Banyak yang mengeluhkan “State of the Art” sebagai lagu yang paling tidak berterima dan bahkan lagu terburuk di dalam album ini. Lagu ini memang cukup aneh mengingat di 11 lagu lain, Gotye menjelajahi jangkauan vokal yang luas dengan suara yang menurut saya cukup memincut. Akan tetapi, di lagu ini ia menutupi suaranya dengan berlapis-lapis efek vokal autotune dan vocoder yang ditingkahi irama reggae elektronik ala tahun 80an. Akan tetapi, menurut saya di lagu ini justru Gotye tidak ingin suaranya dianggap terlalu serius. Dengan lirik yang bercerita tentang kemajuan teknologi digital dalam musik (The marriage of music to computers is quite natural), saya menengarai adanya sindiran dan ironi yang disengaja di lagu ini, yang sebenarnya menurut saya cukup brilian: Gotye menyindir kemajuan teknologi digital dalam musik tetapi dia sendiri menggunakannya dengan sadar, bahkan seluruh alat musik dan teknologi yang ia sebutkan di dalam lirik, semuanya digunakan dalam proses perekaman lagu ini(!)! Gila.
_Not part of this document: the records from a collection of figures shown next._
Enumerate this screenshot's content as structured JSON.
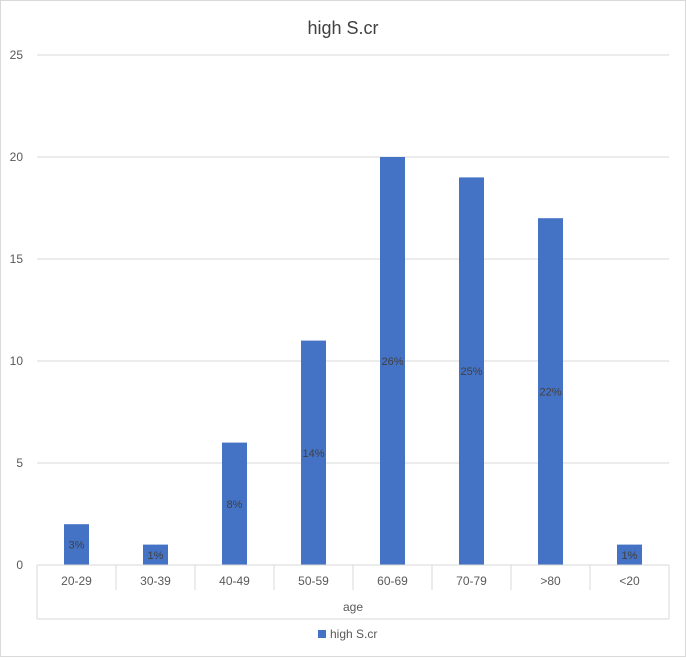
{
  "chart_data": {
    "type": "bar",
    "title": "high S.cr",
    "xlabel": "age",
    "ylabel": "",
    "categories": [
      "20-29",
      "30-39",
      "40-49",
      "50-59",
      "60-69",
      "70-79",
      ">80",
      "<20"
    ],
    "series": [
      {
        "name": "high S.cr",
        "values": [
          2,
          1,
          6,
          11,
          20,
          19,
          17,
          1
        ],
        "labels": [
          "3%",
          "1%",
          "8%",
          "14%",
          "26%",
          "25%",
          "22%",
          "1%"
        ]
      }
    ],
    "ylim": [
      0,
      25
    ],
    "yticks": [
      "0",
      "5",
      "10",
      "15",
      "20",
      "25"
    ],
    "ytick_values": [
      0,
      5,
      10,
      15,
      20,
      25
    ],
    "grid": true,
    "legend_position": "bottom",
    "colors": {
      "bar": "#4472c4",
      "grid": "#d9d9d9",
      "text": "#595959",
      "title": "#404040",
      "label": "#404040"
    }
  }
}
Album ini cocok sekali untuk mereka yang mengharapkan gabungan karya-karya yang eklektik yang semuanya berasal dari pikiran seorang Wouter “Wally” De Becker, nama asli Gotye, yang menunjukkan bahwa ia bukan hanya seorang penyanyi, tetapi juga penulis lagu yang versatile, penata musik, dan musisi multi-instrumentalis. Album ini seolah berisi cermin-cermin yang merefleksikan citra Gotye yang berbeda-beda, yang diwakili oleh lagu-lagu yang beragam dengan corak eksperimentasi yang beragam pula. Menarik untuk ditunggu pada cermin (-cermin) manakah Gotye akan berkaca pada album berikutnya. YA!